(Art. 142 Abs. 2 und 143 Abs. 2 FinfraG)
- Folgende Effektengeschäfte sind auch dann zulässig, wenn sie unter die Artikel 142 Absatz 1 Buchstabe a und 143 Absatz 1 FinfraG fallen:
- Effektengeschäfte zur Umsetzung des eigenen Entschlusses, ein Effektengeschäft zu tätigen, insbesondere der Erwerb von Effekten der Zielgesellschaft durch den potenziellen Anbieter im Hinblick auf die Veröffentlichung eines öffentlichen Kaufangebots, vorausgesetzt der Entschluss wurde nicht aufgrund einer Insiderinformation gefasst;
- Effektengeschäfte, soweit sie im Rahmen öffentlicher Aufgaben und nicht zu Anlagezwecken getätigt werden von:
1. Bund, Kantonen oder Gemeinden,
2. der SNB,
3. der BIZ, und
4. multilateralen Entwicklungsbanken gemäss Artikel 63 Absatz 2 Buchstabe c der ERV1.
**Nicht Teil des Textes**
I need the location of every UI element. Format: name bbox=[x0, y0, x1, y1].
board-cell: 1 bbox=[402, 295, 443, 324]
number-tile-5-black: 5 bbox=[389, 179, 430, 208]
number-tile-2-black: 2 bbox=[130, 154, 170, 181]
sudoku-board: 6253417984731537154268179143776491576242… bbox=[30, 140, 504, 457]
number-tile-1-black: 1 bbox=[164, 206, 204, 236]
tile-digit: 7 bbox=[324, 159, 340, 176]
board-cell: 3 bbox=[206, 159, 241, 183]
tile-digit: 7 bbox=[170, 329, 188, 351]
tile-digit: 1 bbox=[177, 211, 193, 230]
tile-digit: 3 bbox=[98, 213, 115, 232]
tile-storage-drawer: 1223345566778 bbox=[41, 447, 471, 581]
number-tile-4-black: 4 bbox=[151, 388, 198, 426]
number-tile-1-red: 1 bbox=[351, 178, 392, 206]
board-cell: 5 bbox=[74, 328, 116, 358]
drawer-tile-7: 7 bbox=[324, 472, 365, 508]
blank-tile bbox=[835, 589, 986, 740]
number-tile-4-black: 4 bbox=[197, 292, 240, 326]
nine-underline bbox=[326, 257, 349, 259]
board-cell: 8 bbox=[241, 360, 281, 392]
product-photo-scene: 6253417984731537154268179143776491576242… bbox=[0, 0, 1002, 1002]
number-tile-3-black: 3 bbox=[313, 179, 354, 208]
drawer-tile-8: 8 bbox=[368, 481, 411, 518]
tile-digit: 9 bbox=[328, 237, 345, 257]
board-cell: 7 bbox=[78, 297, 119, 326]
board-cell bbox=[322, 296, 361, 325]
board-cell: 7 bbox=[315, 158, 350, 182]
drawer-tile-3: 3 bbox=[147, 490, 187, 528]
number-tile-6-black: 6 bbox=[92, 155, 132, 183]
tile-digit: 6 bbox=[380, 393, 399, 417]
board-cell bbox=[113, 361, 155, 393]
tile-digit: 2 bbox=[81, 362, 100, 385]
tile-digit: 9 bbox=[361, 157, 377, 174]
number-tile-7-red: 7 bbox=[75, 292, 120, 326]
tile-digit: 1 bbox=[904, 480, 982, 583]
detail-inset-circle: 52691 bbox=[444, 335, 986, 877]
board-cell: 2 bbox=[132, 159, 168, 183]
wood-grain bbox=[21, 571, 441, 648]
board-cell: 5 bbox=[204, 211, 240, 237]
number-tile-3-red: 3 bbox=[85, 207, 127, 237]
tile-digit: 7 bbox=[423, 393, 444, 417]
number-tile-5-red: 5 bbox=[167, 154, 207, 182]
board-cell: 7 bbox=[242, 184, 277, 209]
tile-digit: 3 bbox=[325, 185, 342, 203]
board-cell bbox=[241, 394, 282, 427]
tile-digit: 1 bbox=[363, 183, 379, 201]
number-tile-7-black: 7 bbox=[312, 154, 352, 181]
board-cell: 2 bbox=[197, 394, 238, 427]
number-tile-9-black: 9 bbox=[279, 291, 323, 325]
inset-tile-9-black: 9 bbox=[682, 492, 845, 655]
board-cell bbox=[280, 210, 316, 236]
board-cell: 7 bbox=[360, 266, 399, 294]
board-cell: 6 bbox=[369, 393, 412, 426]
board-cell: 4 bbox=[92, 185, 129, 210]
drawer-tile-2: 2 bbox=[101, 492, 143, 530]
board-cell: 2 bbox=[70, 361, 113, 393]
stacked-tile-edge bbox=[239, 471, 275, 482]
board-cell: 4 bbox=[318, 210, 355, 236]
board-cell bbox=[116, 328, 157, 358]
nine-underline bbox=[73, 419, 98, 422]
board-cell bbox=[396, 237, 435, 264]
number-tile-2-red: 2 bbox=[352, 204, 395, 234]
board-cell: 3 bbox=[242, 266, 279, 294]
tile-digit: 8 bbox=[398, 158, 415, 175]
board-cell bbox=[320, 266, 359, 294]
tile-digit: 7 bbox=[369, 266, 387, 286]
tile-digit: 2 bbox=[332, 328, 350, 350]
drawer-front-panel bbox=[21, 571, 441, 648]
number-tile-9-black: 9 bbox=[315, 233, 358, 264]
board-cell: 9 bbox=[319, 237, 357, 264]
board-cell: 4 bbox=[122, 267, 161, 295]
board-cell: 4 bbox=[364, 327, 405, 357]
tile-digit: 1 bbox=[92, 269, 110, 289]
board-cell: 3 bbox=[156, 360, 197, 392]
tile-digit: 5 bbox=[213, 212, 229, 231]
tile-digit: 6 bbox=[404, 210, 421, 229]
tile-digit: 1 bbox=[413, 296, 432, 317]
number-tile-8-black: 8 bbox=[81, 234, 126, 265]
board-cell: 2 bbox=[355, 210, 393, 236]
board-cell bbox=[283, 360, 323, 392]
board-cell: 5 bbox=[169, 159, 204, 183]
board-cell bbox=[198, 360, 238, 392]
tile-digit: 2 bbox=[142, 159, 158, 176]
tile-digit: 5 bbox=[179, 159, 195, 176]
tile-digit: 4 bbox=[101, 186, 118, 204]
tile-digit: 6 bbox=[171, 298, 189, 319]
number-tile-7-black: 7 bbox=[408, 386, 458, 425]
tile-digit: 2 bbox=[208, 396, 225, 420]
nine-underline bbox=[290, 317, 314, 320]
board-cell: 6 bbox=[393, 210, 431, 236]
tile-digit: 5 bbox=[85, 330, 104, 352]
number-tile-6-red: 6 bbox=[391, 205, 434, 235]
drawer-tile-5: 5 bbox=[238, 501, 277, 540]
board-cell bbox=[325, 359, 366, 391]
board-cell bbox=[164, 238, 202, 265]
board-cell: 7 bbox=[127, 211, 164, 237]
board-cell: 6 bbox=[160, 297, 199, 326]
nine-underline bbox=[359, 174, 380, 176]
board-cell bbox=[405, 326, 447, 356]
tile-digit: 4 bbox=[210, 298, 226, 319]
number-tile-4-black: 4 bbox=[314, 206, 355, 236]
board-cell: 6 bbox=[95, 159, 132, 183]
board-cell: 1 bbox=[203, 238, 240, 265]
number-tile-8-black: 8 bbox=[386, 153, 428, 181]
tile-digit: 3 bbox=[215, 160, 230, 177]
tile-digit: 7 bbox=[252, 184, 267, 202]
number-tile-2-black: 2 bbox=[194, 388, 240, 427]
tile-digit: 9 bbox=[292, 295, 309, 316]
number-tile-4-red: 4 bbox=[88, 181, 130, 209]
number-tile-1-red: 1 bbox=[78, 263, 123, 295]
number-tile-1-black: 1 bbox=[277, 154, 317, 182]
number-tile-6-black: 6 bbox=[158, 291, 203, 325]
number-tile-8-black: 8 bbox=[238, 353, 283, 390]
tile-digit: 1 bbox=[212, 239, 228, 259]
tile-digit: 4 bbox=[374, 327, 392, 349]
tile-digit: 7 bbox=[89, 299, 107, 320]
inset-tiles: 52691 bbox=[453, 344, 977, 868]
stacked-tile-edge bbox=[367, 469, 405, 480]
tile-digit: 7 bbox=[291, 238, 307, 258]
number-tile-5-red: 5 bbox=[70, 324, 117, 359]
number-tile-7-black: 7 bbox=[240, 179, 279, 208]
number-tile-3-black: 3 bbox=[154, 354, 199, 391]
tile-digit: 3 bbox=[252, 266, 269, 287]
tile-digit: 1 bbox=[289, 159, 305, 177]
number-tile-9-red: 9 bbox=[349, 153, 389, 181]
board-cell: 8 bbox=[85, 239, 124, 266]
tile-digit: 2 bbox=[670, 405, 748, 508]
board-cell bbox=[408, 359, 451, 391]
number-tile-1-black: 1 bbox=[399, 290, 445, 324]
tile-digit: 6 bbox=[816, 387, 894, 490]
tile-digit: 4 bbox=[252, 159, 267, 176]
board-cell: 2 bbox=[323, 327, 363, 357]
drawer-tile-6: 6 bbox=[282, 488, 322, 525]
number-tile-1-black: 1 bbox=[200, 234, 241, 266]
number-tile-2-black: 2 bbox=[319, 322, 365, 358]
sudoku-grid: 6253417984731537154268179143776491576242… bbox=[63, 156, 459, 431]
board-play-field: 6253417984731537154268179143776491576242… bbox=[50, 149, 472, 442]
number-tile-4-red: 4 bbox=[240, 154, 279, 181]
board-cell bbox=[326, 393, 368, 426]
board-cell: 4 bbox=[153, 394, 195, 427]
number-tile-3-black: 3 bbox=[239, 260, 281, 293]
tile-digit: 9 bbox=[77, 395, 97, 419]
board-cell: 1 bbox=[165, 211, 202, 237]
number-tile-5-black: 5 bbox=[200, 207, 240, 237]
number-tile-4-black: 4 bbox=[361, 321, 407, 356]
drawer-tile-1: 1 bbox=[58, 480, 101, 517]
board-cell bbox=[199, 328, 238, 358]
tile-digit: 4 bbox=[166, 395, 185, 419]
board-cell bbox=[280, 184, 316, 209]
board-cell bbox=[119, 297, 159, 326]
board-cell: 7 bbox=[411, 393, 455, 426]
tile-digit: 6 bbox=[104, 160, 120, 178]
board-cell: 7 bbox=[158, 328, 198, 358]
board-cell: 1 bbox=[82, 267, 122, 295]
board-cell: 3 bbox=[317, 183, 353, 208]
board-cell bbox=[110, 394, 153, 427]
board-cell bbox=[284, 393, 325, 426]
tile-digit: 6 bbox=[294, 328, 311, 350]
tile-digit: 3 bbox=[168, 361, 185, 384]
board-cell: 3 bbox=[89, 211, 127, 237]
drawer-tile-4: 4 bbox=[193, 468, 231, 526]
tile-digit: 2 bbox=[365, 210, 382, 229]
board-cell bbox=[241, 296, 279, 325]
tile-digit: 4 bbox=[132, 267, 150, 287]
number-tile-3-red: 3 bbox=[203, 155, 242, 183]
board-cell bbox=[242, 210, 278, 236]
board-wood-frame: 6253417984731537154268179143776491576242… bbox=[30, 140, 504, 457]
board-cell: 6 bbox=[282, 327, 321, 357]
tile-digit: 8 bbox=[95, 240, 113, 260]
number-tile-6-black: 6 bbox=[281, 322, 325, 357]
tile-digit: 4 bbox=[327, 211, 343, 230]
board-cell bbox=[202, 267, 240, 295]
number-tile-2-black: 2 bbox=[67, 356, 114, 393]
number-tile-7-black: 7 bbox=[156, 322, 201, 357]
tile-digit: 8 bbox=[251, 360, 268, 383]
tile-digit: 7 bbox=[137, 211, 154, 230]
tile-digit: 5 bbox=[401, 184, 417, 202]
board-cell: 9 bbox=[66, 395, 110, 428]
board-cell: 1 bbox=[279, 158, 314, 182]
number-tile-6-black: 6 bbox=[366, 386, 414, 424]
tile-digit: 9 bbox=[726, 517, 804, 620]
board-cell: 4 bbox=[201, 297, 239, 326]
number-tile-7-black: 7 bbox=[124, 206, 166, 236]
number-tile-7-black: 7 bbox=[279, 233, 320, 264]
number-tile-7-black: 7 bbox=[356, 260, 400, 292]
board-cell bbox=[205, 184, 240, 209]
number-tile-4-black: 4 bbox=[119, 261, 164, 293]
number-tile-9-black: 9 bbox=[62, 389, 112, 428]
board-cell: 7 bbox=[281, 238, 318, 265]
- Absatz 1 kann auch für Effektengeschäfte anwendbar erklärt werden, die von folgenden Stellen getätigt werden, vorausgesetzt die Geschäfte werden im Rahmen öffentlicher Aufgaben und nicht zu Anlagezwecken getätigt, es wird Gegenrecht gewährt und eine Ausnahme steht nicht im Widerspruch zum Gesetzeszweck:
- ausländische Zentralbanken;
- die EZB;
- Stellen eines Staates, die für die staatliche Schuldenverwaltung zuständig oder daran beteiligt sind;
- die EFSF;
- der ESM.
- Das EFD veröffentlicht eine Liste der Stellen, die unter Absatz 2 fallen.